Stabilin-1-Mediated Efferocytosis Protects against Vascular Leakage in Sepsis: A Novel Therapeutic Approach?
20 September 2018
20 September 2018
12 October 2018 (eFirst)
Sepsis is a complex clinical syndrome with high lethality characterized by systemic inflammation and organ failure. Although intensive research over the past decades has identified several mechanisms contributing to sepsis pathology, sepsis represents a major therapeutic burden. Current therapeutic strategies are limited to rapid initiation of antibiotic therapy and further supportive treatment, including fluids, the use of vasopressors and functional organ replacement. Therefore, sepsis was recently identified by the World Health Organization as a global health priority.
In the context of sepsis pathogenesis and progression, an important mechanism is vascular leakage due to disruption of the vascular barrier by inflammatory stimuli.  Maintenance of vascular integrity is supported by the efficient removal of apoptotic endothelial cells. The phagocytic clearance of damaged cells by macrophages, a process termed efferocytosis, induces resolution of inflammation and suppression of pro-inflammatory cytokines. 
In the previous issue of Thrombosis and Haemostasis, Lee et al proposed a new mechanism, by which macrophage Stabilin-1 (STAB-1), a phagocytic receptor mediating efferocytosis by recognizing phosphatidylserine on apoptotic cells, promotes the clearance of apoptotic vascular endothelial cells damaged by severe inflammation. This function of STAB-1 protects against disruption of vascular integrity in the course of sepsis. Low pH values, which are present in patients with septic shock, promote the macrophage expression of STAB-1. Genetic deletion of STAB-1 decreased the survival of septic mice in the model of cecal ligation and puncture. Decreased sepsis survival in STAB-1 deficiency was associated with diminished efferocytosis, increased vascular permeability and enhanced organ dysfunction. Interestingly, the pro-inflammatory mediator high-mobility group box 1 (HMGB1)   inhibited STAB-1-dependent efferocytosis of apoptotic cells. Consistently, blockade of HMGB1 with a neutralizing antibody improved the phagocytic capacity of macrophages and reduced sepsis mortality.
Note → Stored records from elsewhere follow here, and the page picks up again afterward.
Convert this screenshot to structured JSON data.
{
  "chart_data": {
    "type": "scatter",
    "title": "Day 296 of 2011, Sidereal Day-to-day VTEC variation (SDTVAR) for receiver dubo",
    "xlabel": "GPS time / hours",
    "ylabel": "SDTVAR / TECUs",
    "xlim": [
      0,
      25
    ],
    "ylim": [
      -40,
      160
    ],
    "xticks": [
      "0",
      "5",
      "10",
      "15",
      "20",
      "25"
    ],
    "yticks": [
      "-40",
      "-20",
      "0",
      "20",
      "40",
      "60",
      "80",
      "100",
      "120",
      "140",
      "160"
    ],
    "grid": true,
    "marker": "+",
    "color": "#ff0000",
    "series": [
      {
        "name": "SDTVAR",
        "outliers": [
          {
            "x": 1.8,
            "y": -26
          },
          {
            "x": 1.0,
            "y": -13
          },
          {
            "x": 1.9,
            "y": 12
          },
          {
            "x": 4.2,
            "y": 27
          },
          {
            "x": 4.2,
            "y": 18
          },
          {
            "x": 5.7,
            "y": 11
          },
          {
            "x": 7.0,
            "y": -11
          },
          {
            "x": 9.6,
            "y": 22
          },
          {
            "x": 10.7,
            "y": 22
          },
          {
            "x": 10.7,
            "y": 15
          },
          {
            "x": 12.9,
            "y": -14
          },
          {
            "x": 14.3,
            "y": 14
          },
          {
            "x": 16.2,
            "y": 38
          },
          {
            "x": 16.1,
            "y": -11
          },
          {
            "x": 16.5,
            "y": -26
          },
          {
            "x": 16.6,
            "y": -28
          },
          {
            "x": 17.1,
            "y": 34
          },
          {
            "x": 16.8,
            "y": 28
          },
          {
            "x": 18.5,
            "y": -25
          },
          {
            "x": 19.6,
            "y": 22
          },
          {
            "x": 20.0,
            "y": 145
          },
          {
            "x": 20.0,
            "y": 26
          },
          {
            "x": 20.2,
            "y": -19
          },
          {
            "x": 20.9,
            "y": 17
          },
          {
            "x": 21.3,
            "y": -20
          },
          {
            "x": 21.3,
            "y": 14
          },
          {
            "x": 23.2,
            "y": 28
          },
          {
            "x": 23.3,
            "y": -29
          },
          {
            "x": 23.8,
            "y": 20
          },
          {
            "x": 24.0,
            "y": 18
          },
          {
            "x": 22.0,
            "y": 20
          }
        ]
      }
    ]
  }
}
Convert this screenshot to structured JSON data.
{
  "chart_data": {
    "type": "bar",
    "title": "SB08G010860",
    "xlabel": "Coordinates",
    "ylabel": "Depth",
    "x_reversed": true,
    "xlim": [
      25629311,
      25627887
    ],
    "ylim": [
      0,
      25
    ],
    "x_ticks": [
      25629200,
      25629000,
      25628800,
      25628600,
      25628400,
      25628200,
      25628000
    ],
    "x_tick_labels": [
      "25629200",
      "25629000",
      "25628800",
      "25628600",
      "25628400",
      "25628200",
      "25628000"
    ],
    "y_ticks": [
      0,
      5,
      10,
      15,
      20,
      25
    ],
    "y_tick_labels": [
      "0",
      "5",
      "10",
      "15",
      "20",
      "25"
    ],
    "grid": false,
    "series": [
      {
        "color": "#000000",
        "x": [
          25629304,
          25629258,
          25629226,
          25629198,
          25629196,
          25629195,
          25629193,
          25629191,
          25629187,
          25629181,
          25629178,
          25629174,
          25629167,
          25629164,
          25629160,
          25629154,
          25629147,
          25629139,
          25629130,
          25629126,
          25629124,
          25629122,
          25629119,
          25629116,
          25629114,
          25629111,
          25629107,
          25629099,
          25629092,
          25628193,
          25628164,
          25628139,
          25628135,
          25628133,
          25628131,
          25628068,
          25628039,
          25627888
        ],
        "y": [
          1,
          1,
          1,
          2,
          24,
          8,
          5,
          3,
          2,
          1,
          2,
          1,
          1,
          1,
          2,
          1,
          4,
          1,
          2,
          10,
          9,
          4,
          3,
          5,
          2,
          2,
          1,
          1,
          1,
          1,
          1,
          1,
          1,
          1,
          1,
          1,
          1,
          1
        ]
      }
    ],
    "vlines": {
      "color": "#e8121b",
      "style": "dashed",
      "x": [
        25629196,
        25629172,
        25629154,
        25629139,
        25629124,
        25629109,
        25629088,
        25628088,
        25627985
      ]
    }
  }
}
Previous work by Palani et al demonstrated that STAB-1 on monocytes suppresses the activation of Th1 lymphocytes; thus, STAB-1 may also exert an immunosuppressive action. In addition, STAB-1 may regulate lymphocyte migration and inflammatory cell recruitment. How the sepsis-protective action of STAB-1, as shown by Lee et al in this issue of Thrombosis and Haemostasis, may reconcile with its previously described immunomodulatory functions, requires future investigation. Thus, a therapeutic approach aiming at increasing STAB-1 function needs to be carefully evaluated.
Taken together, the study by Lee et al demonstrated the important role of macrophage STAB-1 in protecting against vascular barrier dysfunction in sepsis via mediating enhanced efferocytosis of apoptotic endothelium. Testing the proposed sepsis-protective mechanism of STAB-1 merits further experimental and pre-clinical assessment.